Danger! Warning! General plans and zoning can and do change. This is particularly tricky if you are an absentee land owner. While such activities usually get good local press, there is often no requirement that you be notified of any changes. Also, any citizen can petition his County or City to amend the general plan and zoning. If he does, it is up to you to evaluate his plan and make your feelings known to the Board of Supervisors or City Council. A qualified land use planner can help you understand land use regulations and make an educated guess about the future.
Schools and Buses
The County Superintendent of Schools Office can assist you in determining the School Districts that you're in. Call them with the assessor's parcel number and street address. Once you've identified the school districts, contact them directly for information on bus availability and schedules. Some districts charge for bus service. Many rural schools are impacted from growth. Many charge a mitigation fee on new residential construction, paid just prior to issuance of the building permit. Ouch! You can thank Proposition 13. In the good old days you were just taxed later, year after year. Contact your school district for information on mitigation fee requirements.

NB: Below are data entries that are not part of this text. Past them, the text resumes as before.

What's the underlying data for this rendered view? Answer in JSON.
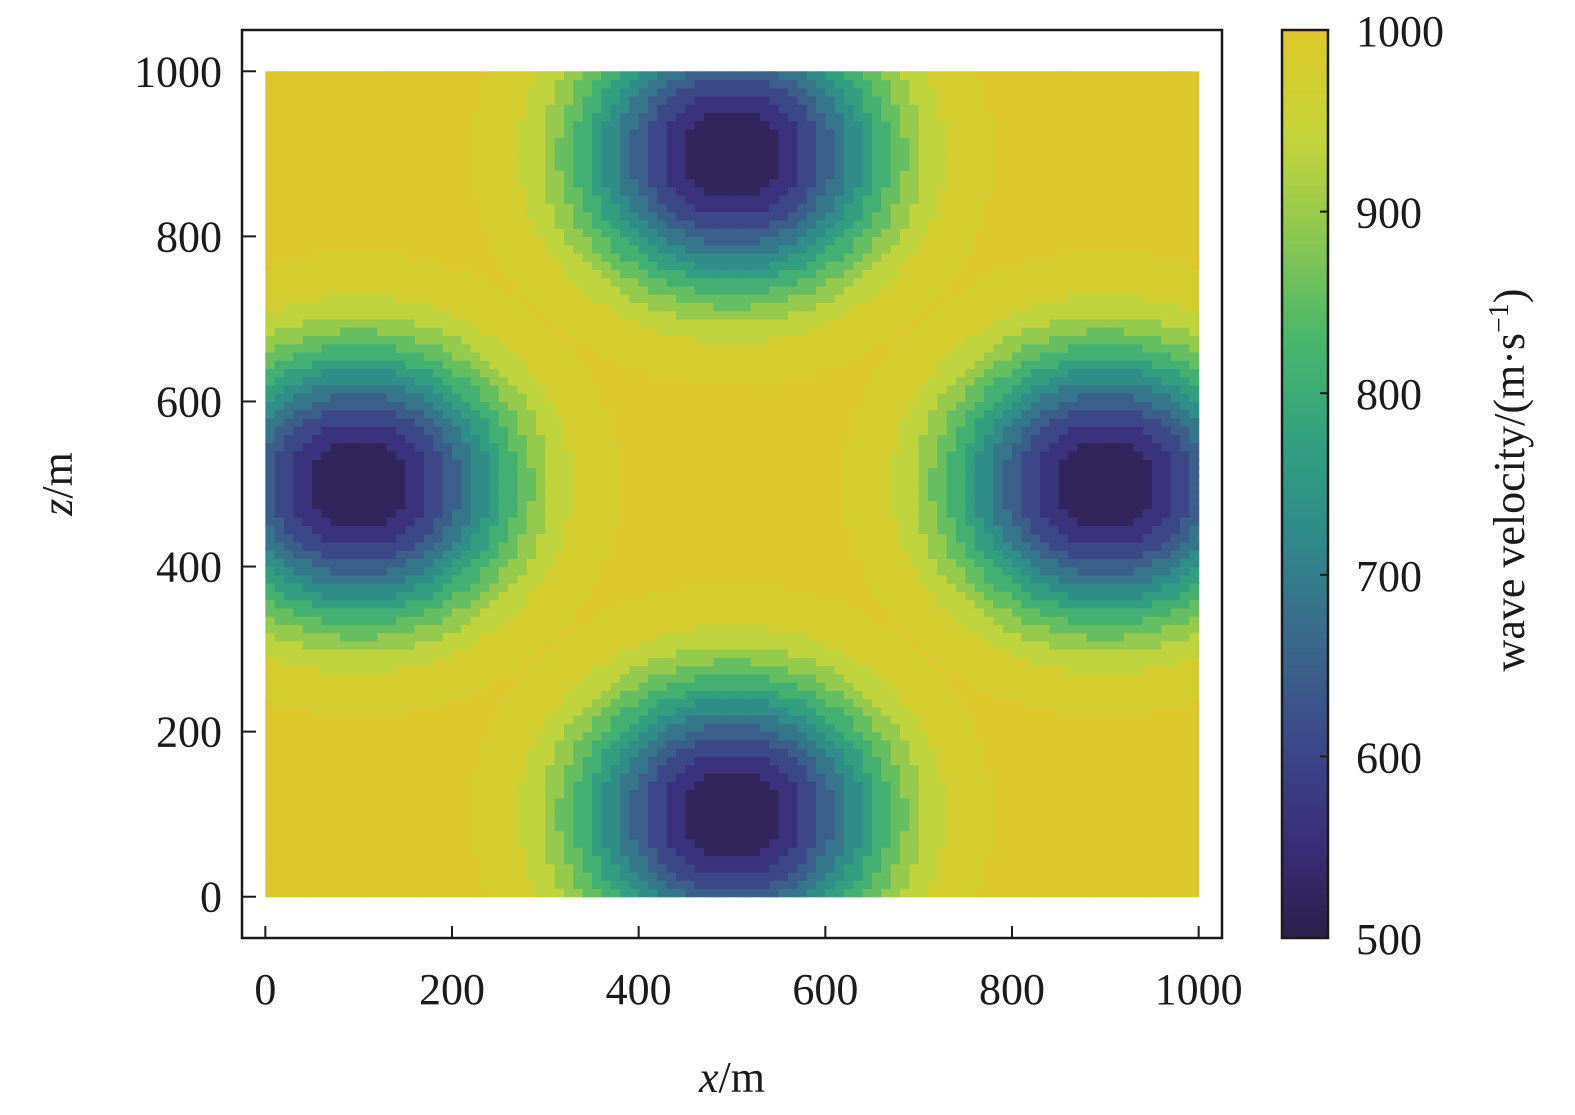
{
  "chart_data": {
    "type": "heatmap",
    "title": "",
    "xlabel": {
      "var": "x",
      "unit": "/m"
    },
    "ylabel": {
      "var": "z",
      "unit": "/m"
    },
    "xlim": [
      -25,
      1025
    ],
    "ylim": [
      -50,
      1050
    ],
    "xticks": [
      "0",
      "200",
      "400",
      "600",
      "800",
      "1000"
    ],
    "yticks": [
      "0",
      "200",
      "400",
      "600",
      "800",
      "1000"
    ],
    "grid": false,
    "domain": {
      "x": [
        0,
        1000
      ],
      "z": [
        0,
        1000
      ]
    },
    "background_velocity": 1000,
    "anomalies": [
      {
        "x": 100,
        "z": 500,
        "min_velocity": 500
      },
      {
        "x": 900,
        "z": 500,
        "min_velocity": 500
      },
      {
        "x": 500,
        "z": 900,
        "min_velocity": 500
      },
      {
        "x": 500,
        "z": 100,
        "min_velocity": 500
      }
    ],
    "anomaly_radius": 280,
    "contour_levels": 12,
    "colorbar": {
      "label": "wave velocity/(m·s",
      "label_exp": "−1",
      "label_close": ")",
      "min": 500,
      "max": 1000,
      "ticks": [
        "500",
        "600",
        "700",
        "800",
        "900",
        "1000"
      ],
      "placement": "right"
    },
    "colormap": [
      "#2b1f4a",
      "#3a2f7a",
      "#3c4a8a",
      "#3a6a8c",
      "#2f8a8a",
      "#33a27f",
      "#4cb86a",
      "#8ec84f",
      "#c6d43a",
      "#dcc82a"
    ]
  }
}
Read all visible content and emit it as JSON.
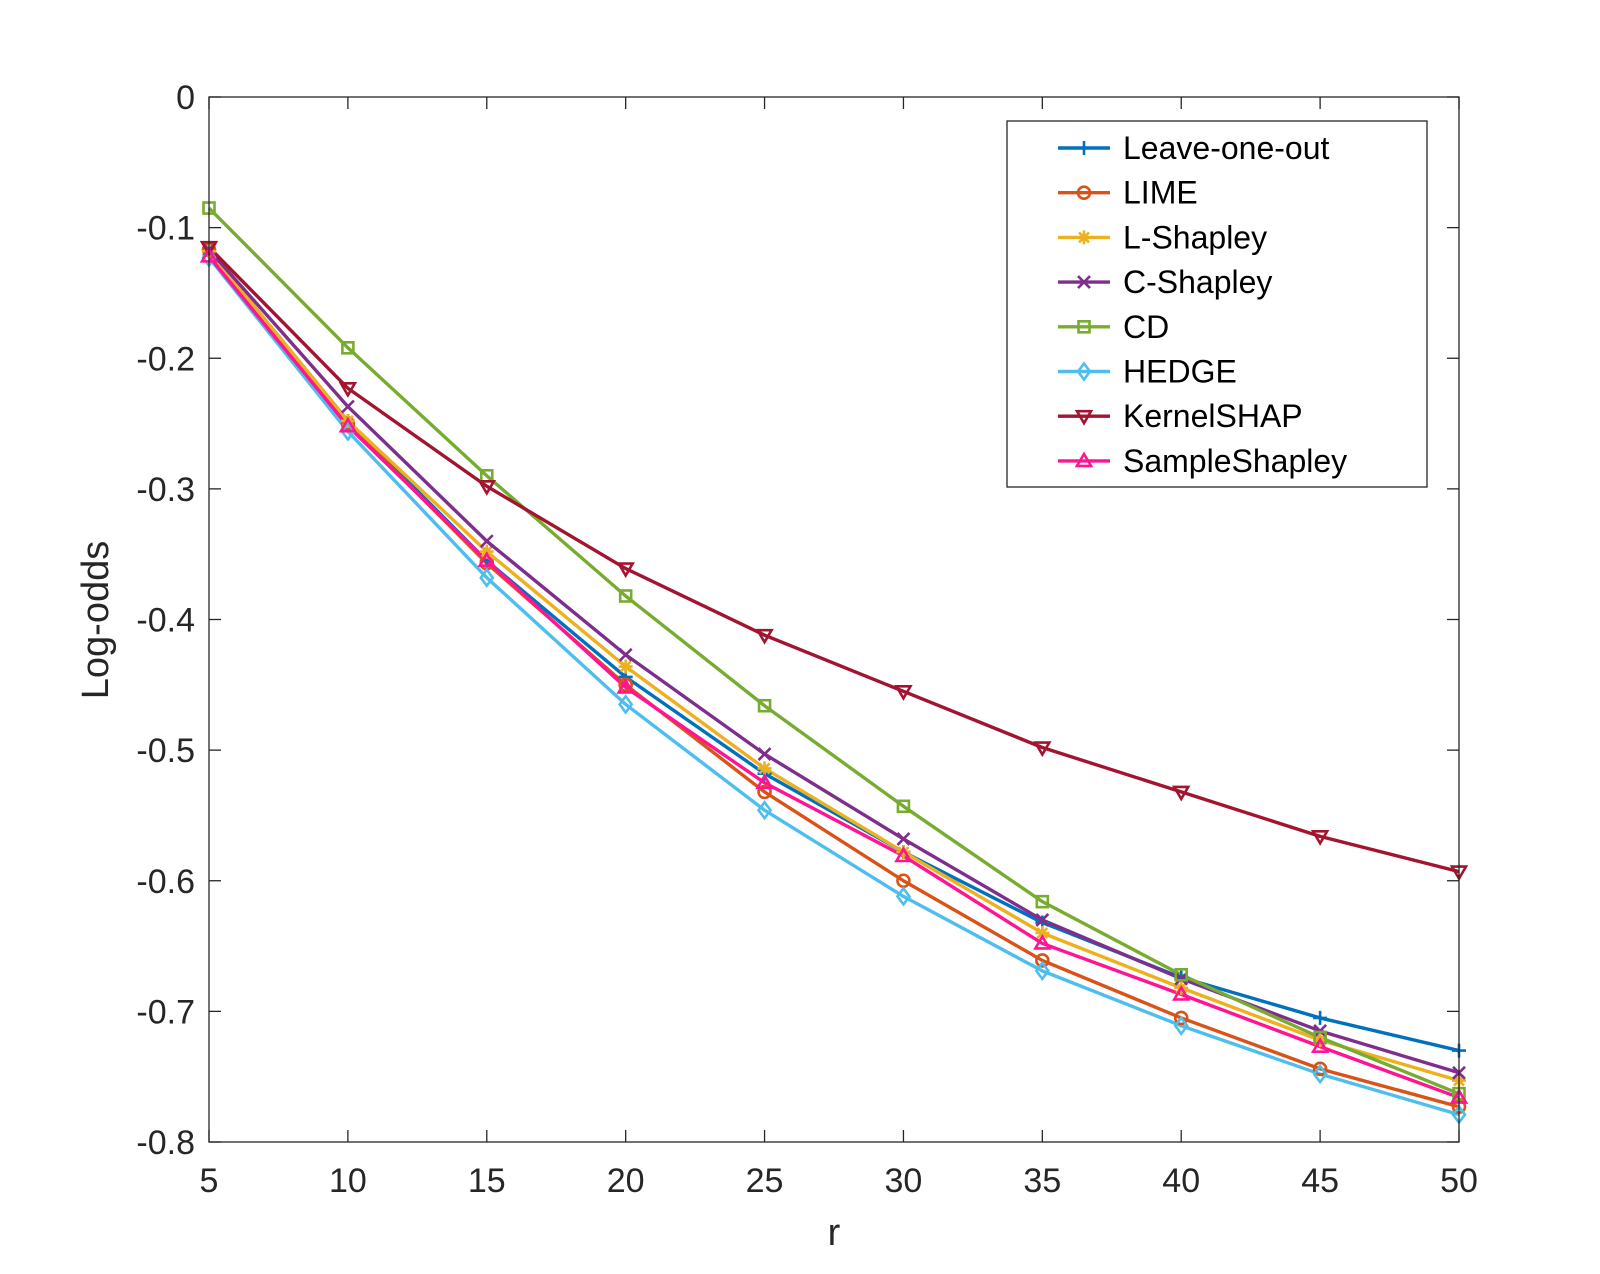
{
  "chart_data": {
    "type": "line",
    "title": "",
    "xlabel": "r",
    "ylabel": "Log-odds",
    "xlim": [
      5,
      50
    ],
    "ylim": [
      -0.8,
      0
    ],
    "x": [
      5,
      10,
      15,
      20,
      25,
      30,
      35,
      40,
      45,
      50
    ],
    "xticks": [
      5,
      10,
      15,
      20,
      25,
      30,
      35,
      40,
      45,
      50
    ],
    "xtick_labels": [
      "5",
      "10",
      "15",
      "20",
      "25",
      "30",
      "35",
      "40",
      "45",
      "50"
    ],
    "yticks": [
      0,
      -0.1,
      -0.2,
      -0.3,
      -0.4,
      -0.5,
      -0.6,
      -0.7,
      -0.8
    ],
    "ytick_labels": [
      "0",
      "-0.1",
      "-0.2",
      "-0.3",
      "-0.4",
      "-0.5",
      "-0.6",
      "-0.7",
      "-0.8"
    ],
    "grid": false,
    "legend_position": "top-right",
    "series": [
      {
        "name": "Leave-one-out",
        "color": "#0072BD",
        "marker": "plus",
        "values": [
          -0.118,
          -0.248,
          -0.355,
          -0.444,
          -0.518,
          -0.578,
          -0.632,
          -0.674,
          -0.705,
          -0.73
        ]
      },
      {
        "name": "LIME",
        "color": "#D95319",
        "marker": "circle",
        "values": [
          -0.117,
          -0.25,
          -0.357,
          -0.45,
          -0.532,
          -0.6,
          -0.661,
          -0.705,
          -0.744,
          -0.773
        ]
      },
      {
        "name": "L-Shapley",
        "color": "#EDB120",
        "marker": "asterisk",
        "values": [
          -0.118,
          -0.248,
          -0.348,
          -0.436,
          -0.514,
          -0.578,
          -0.64,
          -0.682,
          -0.722,
          -0.753
        ]
      },
      {
        "name": "C-Shapley",
        "color": "#7E2F8E",
        "marker": "x",
        "values": [
          -0.117,
          -0.237,
          -0.34,
          -0.427,
          -0.503,
          -0.568,
          -0.63,
          -0.675,
          -0.715,
          -0.747
        ]
      },
      {
        "name": "CD",
        "color": "#77AC30",
        "marker": "square",
        "values": [
          -0.085,
          -0.192,
          -0.29,
          -0.382,
          -0.466,
          -0.543,
          -0.616,
          -0.672,
          -0.72,
          -0.763
        ]
      },
      {
        "name": "HEDGE",
        "color": "#4DBEEE",
        "marker": "diamond",
        "values": [
          -0.123,
          -0.256,
          -0.368,
          -0.465,
          -0.546,
          -0.612,
          -0.669,
          -0.711,
          -0.748,
          -0.779
        ]
      },
      {
        "name": "KernelSHAP",
        "color": "#A2142F",
        "marker": "triangle-down",
        "values": [
          -0.115,
          -0.223,
          -0.298,
          -0.361,
          -0.412,
          -0.455,
          -0.498,
          -0.532,
          -0.566,
          -0.593
        ]
      },
      {
        "name": "SampleShapley",
        "color": "#FF1493",
        "marker": "triangle-up",
        "values": [
          -0.122,
          -0.252,
          -0.355,
          -0.452,
          -0.525,
          -0.581,
          -0.648,
          -0.687,
          -0.727,
          -0.766
        ]
      }
    ]
  }
}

Gone are the days when you had to take your rural trash to the landfill or transfer station in your pickup truck. Well, at least in some areas. We have standard urban trash collection and recycling collection on our rural parcels, but maybe it's not available further out. Your Realtor can help you check with the franchise hauler based on your property address.
Wireless/Land Phone and Data
These services are sketchy in rural areas, especially in hilly country. Be sure to put your wireless devices through their paces. DSL services are reaching out to more rural areas, but often speeds are slower than in urban areas. Cable is typically not available in rural areas, except in major subdivisions.